Interesting use of 'moralising' in connection to 'judgmental', Gareth. Perhaps the woman in the trailer should've said: "We don't moralise about them", rather than "we don't pass judgment", as there is a clear difference.
 
Here's an example: your doctor tells you you're clinically obese and that if you don't lose weight, you've got a good chance of having a heart attack and being dead by 40. No personal morality involved in that, is there? But he has made a judgment on your condition and has offered his advice - lose the blubber, or die. Therefore, I don't see any problem with the paras making a similar judgment of the puking pissheads.

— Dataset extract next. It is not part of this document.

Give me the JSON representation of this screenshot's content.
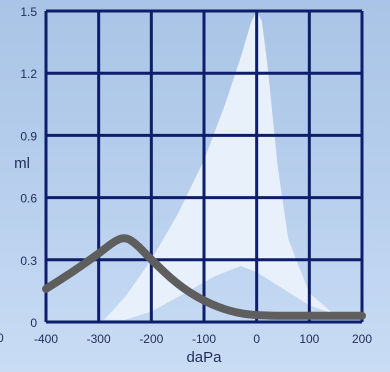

I agree, of course, that there's sometimes a point where one's moral settings collide with a factual judgment, in a case like saying a jockey, known to enjoy the use of cocaine, rode atrociously "probably because of his habit", or rode beautifully, "in spite of his habit", where the judgment passed on the ride collides with what one believes are the norms of conventional behaviour. But unless his coke habit was known to have affected his rides in the past, moralising about his habit would be irrelevant and unjustified. And, one might say, unless his coke habit caused his behaviour to be something unacceptable, it would be of itself not unethical, and therefore not to be moralised about. Just as being drunk is not unethical in itself.
 
I've no doubt that they pass clinical judgment all the time, as the doctor in your example has, but I'd be surprised if the paramedic in the trailer meant that.
 
I think it's about time they were passing judgement - why should costly and, crucially, finite resources be wasted on what Kri has rightly called puking pissheads?

Some entirely blameless individual could die, and probably has, as a result of the appropriate crew being elsewhere tending to the socially irresponsible.
 
the police make judgments all the time

No they don't - they use their judgement to decide if a case warrants an arrest. A subsequent court of some description makes a judgement.

And paramedics are far better off keeping any personal "judgements" that they may make to themselves. Far safer.
 
There seem to be several paramedic diarys & blogs out there on the www, an interesting way to put their point across.
 
Really, Steve? I suppose that surprises me a wee bit - it's as if cops and firemen blogged their activities, things we tend to think aren't revealed, a bit like soldiers' experiences. Maybe this is the new reality of instant and usually anonymous communication? It's a bit like part-confession, part self-counselling, and perhaps cathartic for some?
 
This one might've been up before but there's a couple of books out by the author of this blog so I guess there's a market out there for it, I think there's a policeman who's done something similar too.
 
This one might've been up before but there's a couple of books out by the author of this blog so I guess there's a market out there for it, I think there's a policeman who's done something similar too.

That was Nightjack, a serving copper whose blog won a national prize. It was a tremendous read, but was taken down when he was outed by a scum journalist called Foster. This story is doing the rounds again at the moment, linked to the Levenson inquiry.